Tokyo Slaves (2014) de Sakichi Sato: 0
Durante a década passada, Sakichi Sato ficou conhecido por assinar os argumentos de Ichi the Killer e Gozu, dando à estética miikiana contornos delirantemente cartoonescos, por um lado, e surreais, por outro. Admirador confesso de David Lynch (e o que é Gozu senão uma variação alucinada dos já por si alucinados ensinamentos do mestre americano?), Sato, porém, não encontrou grandes felicidades na passagem para a cadeira de realizador. A título de exemplo: não recordamos Tokyo Zombie, a sua primeira longa-metragem, como um filme marcante, mas antes marcado por um ritmo bocejante e uma estranheza, tanto na premissa como na execução, que nunca chegava a cumprir o que prometia. Tirando um ou outro caso pontual, a carreira do inesperado argumentista tornado realizador virou-se para a adaptação de mangas para o grande ecrã e Tokyo Slaves traduz mais um caso onde as duas linguagens não convivem bem juntas.

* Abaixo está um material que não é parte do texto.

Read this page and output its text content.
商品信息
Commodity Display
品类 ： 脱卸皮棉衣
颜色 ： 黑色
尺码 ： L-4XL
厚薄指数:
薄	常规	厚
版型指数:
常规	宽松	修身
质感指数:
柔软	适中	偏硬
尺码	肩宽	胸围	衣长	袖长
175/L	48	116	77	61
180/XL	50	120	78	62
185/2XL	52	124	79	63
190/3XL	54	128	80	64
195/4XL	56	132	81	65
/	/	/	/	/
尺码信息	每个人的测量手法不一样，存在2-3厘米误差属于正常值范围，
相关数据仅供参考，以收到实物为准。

Esta proposta algo adolescente conta a história de dois irmãos mais 21 jogadores e um engenho futurista que, quando colocado na dentição, tem o poder de escravizar a mente e o corpo de quem perde o desafio proposto (qualquer situação que eleja um vencedor e um vencido, um mestre e um escravo). Esta componente absurda não é nada inédita para Sato (por exemplo, em Zero Man vs. The Half-Virgin tinha filmado as aventuras de um jovem que, sempre que tinha uma erecção, via escrito na testa de qualquer pessoa o número de vezes que tinha tido relações sexuais) porém em Tokyo Slaves nenhum mérito bizarro constrói grande coisa e facilmente tudo se esfuma na gratuitidade sem piada ou génio. Os personagens são determinantemente irritantes, os jogos, apesar da tensão nas primeiras vezes, são pouquíssimo complexos (pedra-papel-tesoura, a sério?) e mesmo a ideia da escravatura induzida podia ter sido bastante melhor explorada se os lugares comuns dessa linguagem manga, por vezes paródica, por vezes seríssima, não se imiscuíssem constantemente nas interpretações e nas soluções de argumento confusas e maniqueístas. Quando o velho inventor da máquina surge, trazendo consigo uma última metade exasperante e sem tino, não restavam quaisquer dúvidas quanto ao fracasso de Sato porque a parvoíce não é sinónimo de arrojo.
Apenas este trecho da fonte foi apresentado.